The completion of the Ashkelon plant was a milestone event for the desalination industry.

Situated on the Israeli Mediterranean coast, south of Tel Aviv, the world’s largest desalination plant by far at the time, the Ashkelon plant offered megaproduction capacity of up to 100 million m3/year (330,000 m3/d, the expansion to 118.7 came only in 2009) at a cost of $0.53 per cubic meter, a cost that undercut the optimistic forecasts of many industry analysts. As such, the successful completion of the plant opened new horizons for the international desalination industry – and established IDE as the clear leader of the industry’s mega-SWRO desalination space.
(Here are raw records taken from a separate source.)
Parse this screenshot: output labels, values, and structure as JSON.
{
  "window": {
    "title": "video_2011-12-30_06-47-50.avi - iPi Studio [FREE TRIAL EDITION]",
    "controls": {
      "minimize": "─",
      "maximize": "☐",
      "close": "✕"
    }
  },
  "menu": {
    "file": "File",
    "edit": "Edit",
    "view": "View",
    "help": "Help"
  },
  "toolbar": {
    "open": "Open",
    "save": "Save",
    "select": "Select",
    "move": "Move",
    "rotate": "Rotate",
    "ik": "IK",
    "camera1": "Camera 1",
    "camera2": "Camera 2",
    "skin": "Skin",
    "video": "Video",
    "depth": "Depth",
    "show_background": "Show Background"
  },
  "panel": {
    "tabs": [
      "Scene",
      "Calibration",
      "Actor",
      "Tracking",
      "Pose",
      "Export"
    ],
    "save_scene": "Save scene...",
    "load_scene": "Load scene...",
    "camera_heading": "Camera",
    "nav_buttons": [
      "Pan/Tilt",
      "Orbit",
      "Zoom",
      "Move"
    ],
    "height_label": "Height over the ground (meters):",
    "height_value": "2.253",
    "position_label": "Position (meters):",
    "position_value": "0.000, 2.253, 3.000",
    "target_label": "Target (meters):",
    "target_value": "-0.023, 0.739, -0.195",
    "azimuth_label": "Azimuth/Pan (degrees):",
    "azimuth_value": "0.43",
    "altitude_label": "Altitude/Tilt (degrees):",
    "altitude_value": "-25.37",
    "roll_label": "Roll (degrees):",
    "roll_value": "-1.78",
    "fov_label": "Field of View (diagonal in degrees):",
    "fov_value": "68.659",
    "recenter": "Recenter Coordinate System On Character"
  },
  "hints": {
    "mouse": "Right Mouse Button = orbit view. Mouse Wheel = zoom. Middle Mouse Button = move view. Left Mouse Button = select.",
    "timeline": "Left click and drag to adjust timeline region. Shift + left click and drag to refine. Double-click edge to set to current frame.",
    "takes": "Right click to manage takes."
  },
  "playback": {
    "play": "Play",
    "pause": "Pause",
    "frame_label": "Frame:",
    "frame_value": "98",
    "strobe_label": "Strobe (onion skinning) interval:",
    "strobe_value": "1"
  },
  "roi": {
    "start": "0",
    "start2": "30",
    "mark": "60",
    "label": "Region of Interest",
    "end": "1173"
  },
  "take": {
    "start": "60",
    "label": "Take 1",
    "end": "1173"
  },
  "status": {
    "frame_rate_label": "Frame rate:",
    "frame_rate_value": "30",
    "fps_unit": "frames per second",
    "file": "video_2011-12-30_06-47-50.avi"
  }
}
The technology innovations introduced in the Ashkelon plant include IDE’s proprietary 3-center design (pumping center, membrane center and energy recovery center), Triple line Intake and a unique boron removal system. The fully automated plant employs state-of-the-art means for saving energy. The plant is powered by an independent 80 MW combined cycle electric generation plant.

The plant has the capacity to meet around 15% of Israel's potable water requirements and brings fresh water to one of the country's driest corners. Israel's continued urban development and agricultural demand places immense stress on traditional water sources. Through diversifying the water sources, the Ashkelon plant goes some way to relieving the pressure on this scarce resource.